The issues of dewpoint control? May I take that a step further?
Think of the air mass you are trying to dry out as a sponge.
That the two principal ways to dehumidify is to cool the air below the dewpoint (wringing out the sponge) or use of a dessicant wheel (absorbing the sponge with a bigger, thirstier one), which then has to be recharged by drying *it*. Both incur energy penalties. Either one works but dessicants are generally reserved for where the humidity has to be much lower than cooling can economically achieve. So cooling is the first choice because it is also conventional and can assist the cooling of the space in addition to moisture control.

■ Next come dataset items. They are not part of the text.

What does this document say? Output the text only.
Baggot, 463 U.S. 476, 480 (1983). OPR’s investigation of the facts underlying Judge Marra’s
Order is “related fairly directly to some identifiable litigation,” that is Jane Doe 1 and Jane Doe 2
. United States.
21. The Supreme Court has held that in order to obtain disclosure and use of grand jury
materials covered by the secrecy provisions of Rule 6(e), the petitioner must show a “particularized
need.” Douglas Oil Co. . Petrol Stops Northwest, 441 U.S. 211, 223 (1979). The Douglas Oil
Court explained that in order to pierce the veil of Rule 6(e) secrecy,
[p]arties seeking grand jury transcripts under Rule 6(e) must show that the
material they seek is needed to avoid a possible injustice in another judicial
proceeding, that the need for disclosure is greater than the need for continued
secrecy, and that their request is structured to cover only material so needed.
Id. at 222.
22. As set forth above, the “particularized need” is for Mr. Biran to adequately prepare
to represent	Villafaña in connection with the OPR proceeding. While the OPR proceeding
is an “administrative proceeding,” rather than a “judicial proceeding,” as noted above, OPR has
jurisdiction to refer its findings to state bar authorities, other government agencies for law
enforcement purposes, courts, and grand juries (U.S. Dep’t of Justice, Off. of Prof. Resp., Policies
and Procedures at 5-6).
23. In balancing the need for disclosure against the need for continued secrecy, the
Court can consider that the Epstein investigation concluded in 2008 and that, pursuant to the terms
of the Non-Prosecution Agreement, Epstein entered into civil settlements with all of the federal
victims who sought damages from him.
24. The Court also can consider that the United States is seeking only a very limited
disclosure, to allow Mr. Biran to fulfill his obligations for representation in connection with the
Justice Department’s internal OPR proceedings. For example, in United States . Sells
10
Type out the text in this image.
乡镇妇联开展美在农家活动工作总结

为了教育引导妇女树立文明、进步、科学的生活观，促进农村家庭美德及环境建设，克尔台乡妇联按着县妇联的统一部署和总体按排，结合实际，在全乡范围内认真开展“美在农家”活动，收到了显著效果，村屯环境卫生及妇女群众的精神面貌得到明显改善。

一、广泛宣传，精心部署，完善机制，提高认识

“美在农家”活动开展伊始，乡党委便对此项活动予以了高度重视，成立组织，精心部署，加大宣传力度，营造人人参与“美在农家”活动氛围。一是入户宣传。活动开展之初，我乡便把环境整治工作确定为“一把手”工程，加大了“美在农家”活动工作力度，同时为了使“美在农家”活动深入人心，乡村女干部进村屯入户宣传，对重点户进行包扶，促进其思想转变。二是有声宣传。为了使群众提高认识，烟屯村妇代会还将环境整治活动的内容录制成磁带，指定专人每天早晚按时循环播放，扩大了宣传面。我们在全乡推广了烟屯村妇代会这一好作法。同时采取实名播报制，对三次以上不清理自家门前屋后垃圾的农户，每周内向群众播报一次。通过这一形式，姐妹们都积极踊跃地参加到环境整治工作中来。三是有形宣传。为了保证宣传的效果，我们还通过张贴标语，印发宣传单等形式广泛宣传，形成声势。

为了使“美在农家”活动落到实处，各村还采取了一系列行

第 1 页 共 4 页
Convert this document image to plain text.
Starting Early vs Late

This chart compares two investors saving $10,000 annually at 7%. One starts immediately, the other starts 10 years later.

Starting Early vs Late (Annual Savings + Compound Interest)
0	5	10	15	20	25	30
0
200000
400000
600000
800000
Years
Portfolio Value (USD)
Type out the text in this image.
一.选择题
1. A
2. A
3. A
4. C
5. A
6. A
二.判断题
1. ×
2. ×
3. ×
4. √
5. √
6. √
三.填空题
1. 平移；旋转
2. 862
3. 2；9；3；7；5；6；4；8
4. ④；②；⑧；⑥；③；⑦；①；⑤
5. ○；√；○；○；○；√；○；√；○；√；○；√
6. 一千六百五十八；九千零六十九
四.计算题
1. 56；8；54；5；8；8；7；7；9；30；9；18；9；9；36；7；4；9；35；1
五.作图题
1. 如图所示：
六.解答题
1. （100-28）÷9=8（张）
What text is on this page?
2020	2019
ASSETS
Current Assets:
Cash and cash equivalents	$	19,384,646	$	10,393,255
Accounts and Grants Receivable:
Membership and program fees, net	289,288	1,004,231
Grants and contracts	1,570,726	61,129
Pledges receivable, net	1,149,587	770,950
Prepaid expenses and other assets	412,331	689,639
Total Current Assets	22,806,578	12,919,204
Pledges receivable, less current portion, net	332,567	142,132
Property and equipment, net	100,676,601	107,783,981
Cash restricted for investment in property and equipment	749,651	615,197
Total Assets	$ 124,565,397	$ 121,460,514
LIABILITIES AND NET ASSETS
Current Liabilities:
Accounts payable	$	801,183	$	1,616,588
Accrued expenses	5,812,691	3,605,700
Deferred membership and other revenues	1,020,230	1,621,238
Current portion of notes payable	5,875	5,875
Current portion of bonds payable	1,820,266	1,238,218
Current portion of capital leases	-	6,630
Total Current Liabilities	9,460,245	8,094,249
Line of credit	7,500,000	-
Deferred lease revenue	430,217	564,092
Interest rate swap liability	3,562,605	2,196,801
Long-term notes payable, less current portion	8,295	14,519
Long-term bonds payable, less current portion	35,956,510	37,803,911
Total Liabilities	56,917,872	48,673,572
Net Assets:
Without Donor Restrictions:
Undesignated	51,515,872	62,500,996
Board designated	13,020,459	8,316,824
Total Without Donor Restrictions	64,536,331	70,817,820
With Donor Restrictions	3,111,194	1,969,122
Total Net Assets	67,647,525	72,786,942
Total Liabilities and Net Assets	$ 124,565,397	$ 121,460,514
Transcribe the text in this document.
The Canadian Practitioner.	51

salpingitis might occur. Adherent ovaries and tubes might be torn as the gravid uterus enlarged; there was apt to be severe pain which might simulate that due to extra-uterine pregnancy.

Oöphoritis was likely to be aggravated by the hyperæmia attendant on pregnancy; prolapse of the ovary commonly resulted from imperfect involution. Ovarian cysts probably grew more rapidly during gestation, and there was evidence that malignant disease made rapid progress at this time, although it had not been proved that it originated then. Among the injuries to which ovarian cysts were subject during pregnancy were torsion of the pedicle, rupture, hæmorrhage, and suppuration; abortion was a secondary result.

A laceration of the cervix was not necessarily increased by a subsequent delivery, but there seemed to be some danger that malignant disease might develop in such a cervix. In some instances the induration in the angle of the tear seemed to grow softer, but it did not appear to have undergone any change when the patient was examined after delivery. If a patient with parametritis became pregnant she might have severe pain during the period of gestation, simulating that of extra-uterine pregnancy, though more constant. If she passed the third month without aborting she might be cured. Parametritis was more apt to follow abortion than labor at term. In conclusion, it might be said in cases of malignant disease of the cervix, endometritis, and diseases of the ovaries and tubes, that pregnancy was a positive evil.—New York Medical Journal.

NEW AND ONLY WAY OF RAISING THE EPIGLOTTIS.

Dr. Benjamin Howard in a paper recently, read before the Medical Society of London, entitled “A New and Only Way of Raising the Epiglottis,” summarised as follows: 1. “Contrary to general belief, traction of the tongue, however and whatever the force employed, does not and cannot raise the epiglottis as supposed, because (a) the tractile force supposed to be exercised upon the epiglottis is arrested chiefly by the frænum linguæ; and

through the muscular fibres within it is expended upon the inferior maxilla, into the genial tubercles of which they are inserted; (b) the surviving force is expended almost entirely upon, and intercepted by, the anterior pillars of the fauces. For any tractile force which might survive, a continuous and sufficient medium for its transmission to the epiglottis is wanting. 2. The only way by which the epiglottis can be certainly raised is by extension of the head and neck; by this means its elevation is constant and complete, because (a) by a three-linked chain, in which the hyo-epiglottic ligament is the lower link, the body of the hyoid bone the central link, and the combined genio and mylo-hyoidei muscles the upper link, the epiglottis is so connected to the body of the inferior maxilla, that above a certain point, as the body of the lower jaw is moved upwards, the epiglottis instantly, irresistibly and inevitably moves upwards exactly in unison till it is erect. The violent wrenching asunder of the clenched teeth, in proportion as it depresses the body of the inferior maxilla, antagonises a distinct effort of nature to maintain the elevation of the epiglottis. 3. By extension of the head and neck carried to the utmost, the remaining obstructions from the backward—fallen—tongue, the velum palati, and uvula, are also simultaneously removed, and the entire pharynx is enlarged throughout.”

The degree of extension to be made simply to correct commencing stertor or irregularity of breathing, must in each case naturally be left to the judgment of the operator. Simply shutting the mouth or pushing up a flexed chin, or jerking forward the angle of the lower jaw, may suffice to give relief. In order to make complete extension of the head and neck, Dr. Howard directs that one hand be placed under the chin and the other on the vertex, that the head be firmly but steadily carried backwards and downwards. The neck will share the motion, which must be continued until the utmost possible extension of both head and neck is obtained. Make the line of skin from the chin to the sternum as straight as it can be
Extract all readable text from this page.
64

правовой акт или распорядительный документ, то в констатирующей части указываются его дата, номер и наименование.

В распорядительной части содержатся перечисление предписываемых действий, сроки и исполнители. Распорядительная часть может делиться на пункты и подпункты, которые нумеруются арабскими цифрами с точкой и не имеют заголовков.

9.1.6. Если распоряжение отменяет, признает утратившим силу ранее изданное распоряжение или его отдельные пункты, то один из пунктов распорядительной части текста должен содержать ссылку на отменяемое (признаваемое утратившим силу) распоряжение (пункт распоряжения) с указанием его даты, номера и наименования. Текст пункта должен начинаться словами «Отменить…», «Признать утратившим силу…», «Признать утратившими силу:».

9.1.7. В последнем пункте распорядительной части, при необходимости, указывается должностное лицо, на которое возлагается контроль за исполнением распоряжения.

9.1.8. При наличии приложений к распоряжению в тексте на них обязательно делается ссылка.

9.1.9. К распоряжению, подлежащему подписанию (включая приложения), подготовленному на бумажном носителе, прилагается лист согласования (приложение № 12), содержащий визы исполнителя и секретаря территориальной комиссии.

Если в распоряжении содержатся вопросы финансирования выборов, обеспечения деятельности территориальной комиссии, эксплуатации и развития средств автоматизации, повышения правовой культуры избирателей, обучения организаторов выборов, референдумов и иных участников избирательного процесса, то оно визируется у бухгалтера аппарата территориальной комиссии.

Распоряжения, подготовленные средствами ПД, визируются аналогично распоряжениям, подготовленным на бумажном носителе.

The other principle in museum, library and rare collections design is that the "collections are the occupants". This is essentially what Geoff McDonell had pointed out, among his uniformly excellent advice.
People are secondary and transient visitors. Ventilation is provided for them and to absorb/dilute any outgassing from the collections.
Assuming that much your sensible cooling (that which is temperature and not humidity-related) can be met by radiant cooling, chilled beams and such, then your air-side latent loads have to be scrupulously catalogued.
This would mean people in the space plus the outside air needed to be conditioned to support them. (You would not count humidifiers because, of course, they work at the low end of the range. You want to dehumidify from the high end of the range.)
So the best vehicle in a radiant-cooled structure is (de-facto and IMHOThe Ventilation (Outside) Air.
Normally, this is 20 cfm per person but in areas of high occupancy especially if sporadic, it may be reduced to 15 cfm per person.
Here is the fun part (OK, fun for engineers...). The sensible load of a person is about 315 BTU's per person per hour at a standing/light work/walking level of metabolism. The latent load from a person is roughly the same, at 325 BTU's per person per hour.
These have all been adjusted for diversity, the number of adults versus children, women versus men, and generally runs about 85% of these numbers on average.
The latent load is the equivalent about 1/3rd of a lb. of moisture.
To remove this amount of moisture, (each person "owns" 20 cfm of outside air, remember) that air would have to be cooled to the low 40's F, at least 42 degrees if not lower. That costs a lot and may take two stages of cooling.
So what we routinely might do is to *double* the total airflow and keep the 20 cfm constant. Each person gets 40 cfm total airflow of which 20 is outside air, as a minimum.
This air can be cooled to more conventional temperatures, with a 52 degree dewpoint.
Further, CO2 monitoring can pick up on high occupancy or better yet, low occupancy and reduce the OA load and associated energy expense.
That is the short-hand lesson for today
Best,
Brad0 -
thanks everyone
Thanks to everyone! I've have been researching since I've asked this question, and all the advice and knowledge you've given is very very helpful. Thanks again!0 -
Heeding Good Advice
Tessa, Geoff is one of the very few engineers in N. America specializng in both radiant heating/cooling. I'd advise you to carefully consider reviewing the mechanical design with an ME who has this experience.